“Historically speaking, Bruegel is one of the greats; and to place him by the side of Jan van Eyck and of Rembrandt is to emphasize the essentials of Netherlandish painting.” Max J. Friedländer, art historian.
Generally known as Pieter Bruegel the Elder, he was the first in a great line of Flemish artists. He studied under the leading artist Pieter Coecke van Aelst and was accepted as a master in the Antwerp Painter’s Guild in 1551. Around this time, Bruegel travelled to Italy where he completed a number of paintings, mostly landscapes. He returned home in 1553 and settled in Antwerp. Over the next few years, Bruegel designed a series of landscapes engraved and published by Hieronymous Cock. Bruegel produced a number of drawings for Cock including parables such as ‘The Big Fish Eat Little Fish’ (1557).
In 1563 he moved to Brussels and married van Aelst’s daughter Mayken. Breugel’s association with the van Aelst family drew him to the artistic traditions of the Mechelen (now Malines) region, in which allegorical and peasant themes are widespread.

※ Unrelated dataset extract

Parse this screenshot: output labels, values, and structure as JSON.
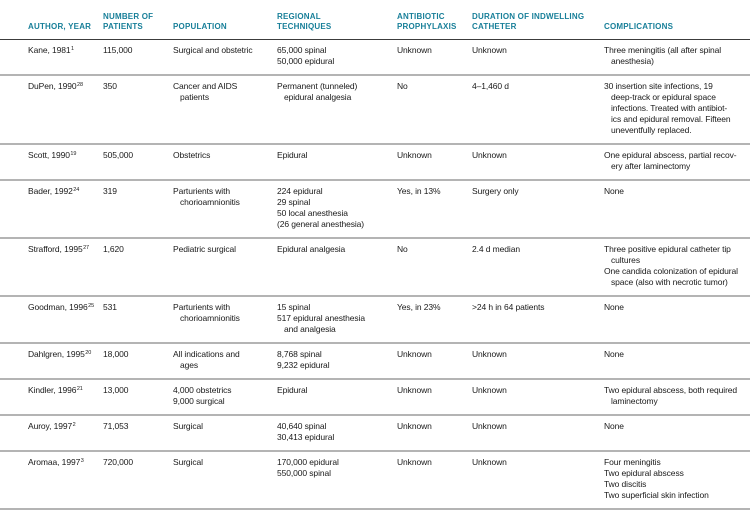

Bruegel’s paintings of this period depicted landscapes and scenes of peasant life, such as the famous painting ‘Peasant Wedding Feast’ (1567). Bruegel chose so regularly the subject of peasant life that he is sometimes referred to as ‘Peasant Bruegel’. Towards the end of his life, his figures became bigger and bolder such as in ‘The Blind Leading the Blind’ (1568). Throughout his life Bruegel used everyday sayings and proverbs to draw personal and highly sophisticated moral commentaries on the condition of man.
Bruegel was well-known during his lifetime but it wasn’t until the 20th century when his talent was truly recognised. He was influenced by Hieronymous Bosch yet forged his own distinctive style within the tradition of religious painting. The spirituality in his work is evident as he conveys a deep sense of understanding with his fellow man.